For the second time this year, the Better Business Bureau (BBB) is at the center of spam campaign. The spoofed emails, claiming to be about complaints made to the BBB by unhappy customers, attempt to entice recipients into downloading malware that can collect personal information from unwary consumers.
The spam email, which appears to be from the BBB, contains a Microsoft Word attachment. Although the email claims the attachment contains additional information about the alleged complaint to the BBB, it is a trojan downloader that installs a keylogger on the recipient’s PC.
In this scam, the spoofed email's subject line refers to a "complaint case number," according to Websense. The message body says, "You have received a complaint in regards to your business services. The complaint was filled by Mr. Mark Williams on 5/21/2007. Instructions on how to resolve this complaint as well as a copy of the original complaint are attached to this email."

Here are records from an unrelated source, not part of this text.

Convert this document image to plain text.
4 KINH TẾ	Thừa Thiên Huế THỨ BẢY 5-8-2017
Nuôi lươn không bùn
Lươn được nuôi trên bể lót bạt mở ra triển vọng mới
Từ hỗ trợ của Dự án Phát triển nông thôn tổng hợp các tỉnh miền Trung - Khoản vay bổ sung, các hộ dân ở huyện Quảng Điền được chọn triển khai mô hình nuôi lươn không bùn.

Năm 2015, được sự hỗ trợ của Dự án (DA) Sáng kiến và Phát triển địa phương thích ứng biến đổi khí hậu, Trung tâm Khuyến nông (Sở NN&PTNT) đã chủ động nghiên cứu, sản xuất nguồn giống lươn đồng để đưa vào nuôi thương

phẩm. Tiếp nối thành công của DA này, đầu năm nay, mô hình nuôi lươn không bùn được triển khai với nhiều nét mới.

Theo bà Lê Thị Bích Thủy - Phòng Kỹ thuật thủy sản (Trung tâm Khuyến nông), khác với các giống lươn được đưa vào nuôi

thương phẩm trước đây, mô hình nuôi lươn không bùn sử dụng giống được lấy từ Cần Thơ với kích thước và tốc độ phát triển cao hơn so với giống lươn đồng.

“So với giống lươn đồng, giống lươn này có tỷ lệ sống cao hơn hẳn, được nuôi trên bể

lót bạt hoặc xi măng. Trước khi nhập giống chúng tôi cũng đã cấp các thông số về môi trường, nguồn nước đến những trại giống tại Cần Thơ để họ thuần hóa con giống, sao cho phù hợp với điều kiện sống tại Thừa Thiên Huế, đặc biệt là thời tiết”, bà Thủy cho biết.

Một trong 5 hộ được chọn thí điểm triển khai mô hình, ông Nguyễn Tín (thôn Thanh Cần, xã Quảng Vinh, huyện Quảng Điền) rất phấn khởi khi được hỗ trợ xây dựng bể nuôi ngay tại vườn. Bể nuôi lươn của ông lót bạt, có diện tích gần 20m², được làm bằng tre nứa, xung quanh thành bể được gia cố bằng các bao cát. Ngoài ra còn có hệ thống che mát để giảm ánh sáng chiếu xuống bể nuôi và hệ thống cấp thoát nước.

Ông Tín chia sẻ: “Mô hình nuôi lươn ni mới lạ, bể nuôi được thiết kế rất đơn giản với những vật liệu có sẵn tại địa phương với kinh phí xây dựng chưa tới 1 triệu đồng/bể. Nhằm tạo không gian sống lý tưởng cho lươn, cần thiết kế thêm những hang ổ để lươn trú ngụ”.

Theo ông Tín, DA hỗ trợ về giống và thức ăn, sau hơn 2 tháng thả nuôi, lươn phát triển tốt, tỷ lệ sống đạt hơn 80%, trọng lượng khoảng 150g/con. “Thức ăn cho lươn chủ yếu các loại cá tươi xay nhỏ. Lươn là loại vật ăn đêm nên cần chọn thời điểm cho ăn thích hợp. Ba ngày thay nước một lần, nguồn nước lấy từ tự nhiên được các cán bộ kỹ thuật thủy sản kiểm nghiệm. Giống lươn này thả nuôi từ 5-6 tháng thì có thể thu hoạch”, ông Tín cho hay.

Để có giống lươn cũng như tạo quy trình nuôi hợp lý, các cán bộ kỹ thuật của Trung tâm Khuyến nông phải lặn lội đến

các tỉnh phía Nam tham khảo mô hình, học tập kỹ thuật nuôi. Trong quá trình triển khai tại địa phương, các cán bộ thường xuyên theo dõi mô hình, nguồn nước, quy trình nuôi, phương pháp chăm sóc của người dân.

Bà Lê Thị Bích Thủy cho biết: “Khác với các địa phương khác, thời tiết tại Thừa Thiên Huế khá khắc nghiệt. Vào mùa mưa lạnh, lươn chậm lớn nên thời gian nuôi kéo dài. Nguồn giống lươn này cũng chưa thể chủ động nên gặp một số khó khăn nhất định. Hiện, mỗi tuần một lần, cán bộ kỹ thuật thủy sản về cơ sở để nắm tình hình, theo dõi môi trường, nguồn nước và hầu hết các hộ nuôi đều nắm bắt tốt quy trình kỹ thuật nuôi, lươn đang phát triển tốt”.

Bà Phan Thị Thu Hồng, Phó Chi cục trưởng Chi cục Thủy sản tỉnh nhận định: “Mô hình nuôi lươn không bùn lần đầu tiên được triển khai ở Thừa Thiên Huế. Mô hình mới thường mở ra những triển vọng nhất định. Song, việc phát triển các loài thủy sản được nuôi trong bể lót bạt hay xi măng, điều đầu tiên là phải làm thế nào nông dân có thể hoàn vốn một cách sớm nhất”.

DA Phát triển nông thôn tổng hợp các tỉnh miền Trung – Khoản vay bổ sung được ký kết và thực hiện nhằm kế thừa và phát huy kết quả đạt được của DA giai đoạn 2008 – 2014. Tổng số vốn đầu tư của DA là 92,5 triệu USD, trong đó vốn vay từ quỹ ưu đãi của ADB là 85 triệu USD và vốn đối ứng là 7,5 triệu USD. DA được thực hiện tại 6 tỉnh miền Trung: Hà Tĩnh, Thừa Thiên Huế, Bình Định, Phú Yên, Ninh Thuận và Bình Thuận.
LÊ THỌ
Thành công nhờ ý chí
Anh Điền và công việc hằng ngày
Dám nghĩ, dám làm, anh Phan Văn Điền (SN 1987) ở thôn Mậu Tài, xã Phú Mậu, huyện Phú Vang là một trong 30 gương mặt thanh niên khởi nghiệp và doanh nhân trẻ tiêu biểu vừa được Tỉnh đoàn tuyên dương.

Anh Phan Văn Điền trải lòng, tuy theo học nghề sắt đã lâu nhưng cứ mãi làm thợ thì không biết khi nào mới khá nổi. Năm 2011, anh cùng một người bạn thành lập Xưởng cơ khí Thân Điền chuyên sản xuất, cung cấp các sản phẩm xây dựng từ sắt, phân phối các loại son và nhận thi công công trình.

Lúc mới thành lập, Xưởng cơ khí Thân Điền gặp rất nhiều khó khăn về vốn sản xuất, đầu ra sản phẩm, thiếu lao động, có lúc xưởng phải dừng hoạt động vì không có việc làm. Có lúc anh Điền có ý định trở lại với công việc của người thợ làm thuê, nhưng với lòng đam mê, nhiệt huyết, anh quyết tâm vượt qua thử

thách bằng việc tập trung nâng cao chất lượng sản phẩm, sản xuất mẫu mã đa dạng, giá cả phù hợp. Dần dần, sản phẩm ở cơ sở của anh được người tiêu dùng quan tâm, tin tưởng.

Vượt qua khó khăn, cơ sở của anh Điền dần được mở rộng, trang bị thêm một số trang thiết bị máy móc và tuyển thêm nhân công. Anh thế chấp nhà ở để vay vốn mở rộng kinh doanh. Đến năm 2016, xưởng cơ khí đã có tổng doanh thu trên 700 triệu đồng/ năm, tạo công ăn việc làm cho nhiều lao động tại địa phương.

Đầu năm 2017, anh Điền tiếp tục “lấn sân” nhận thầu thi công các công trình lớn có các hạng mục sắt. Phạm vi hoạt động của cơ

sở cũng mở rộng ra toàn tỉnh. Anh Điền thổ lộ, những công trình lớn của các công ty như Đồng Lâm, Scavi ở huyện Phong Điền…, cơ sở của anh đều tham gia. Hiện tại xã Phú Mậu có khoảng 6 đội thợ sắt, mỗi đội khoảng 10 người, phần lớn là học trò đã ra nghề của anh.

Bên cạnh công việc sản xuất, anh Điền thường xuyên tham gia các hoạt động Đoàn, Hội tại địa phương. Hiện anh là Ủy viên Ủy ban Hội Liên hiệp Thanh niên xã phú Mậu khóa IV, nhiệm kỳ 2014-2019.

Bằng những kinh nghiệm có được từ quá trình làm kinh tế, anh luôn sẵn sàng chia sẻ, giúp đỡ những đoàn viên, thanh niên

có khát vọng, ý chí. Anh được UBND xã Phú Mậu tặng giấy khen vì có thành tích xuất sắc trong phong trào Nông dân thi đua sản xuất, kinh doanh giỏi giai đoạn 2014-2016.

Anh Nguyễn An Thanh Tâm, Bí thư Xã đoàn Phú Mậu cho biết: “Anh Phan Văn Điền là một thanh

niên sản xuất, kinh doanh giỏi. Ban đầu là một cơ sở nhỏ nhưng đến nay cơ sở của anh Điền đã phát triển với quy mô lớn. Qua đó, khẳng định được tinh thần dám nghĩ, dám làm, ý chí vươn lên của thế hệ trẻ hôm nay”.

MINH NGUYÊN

Once opened, the attachment downloads the trojan and the keylogger, which can steal personal information such as bank, PayPal or eBay login information as well as all interactive data sent to every site the recipient visits, and sends the data to an IP address in Malaysia.
"The BBB ensures that despite the alarming amount of spoof emails that have been received, BBB database information has not been compromised," the organization said on its website. "The BBB is currently working with the Electronic Crimes Task Force to track down the spoofers."
Although phishers continually change their tactics, the scammed addresses include firstname.lastname@example.org, email@example.com, firstname.lastname@example.org, email@example.com, and firstname.lastname@example.org.
"This could be the work of the highly sophisticated loosely organized crime groups who basically wake up every morning trying to think of new creative ways to scam American consumers," said Avivah Litan, a vice president and research director in Gartner Research. "They could very well be the same folks that launch highly technical attacks against retailers, like TJX.
"In our last consumer survey, we spotted a trend in which the scammers are using less conventional methods for phishing attacks that do not use well-known brands like banks, brokerages or PayPal," added Litan. "This is due to the fact that the large known brands spend considerable resources identifying phishing sites and taking them down before they can do much damage."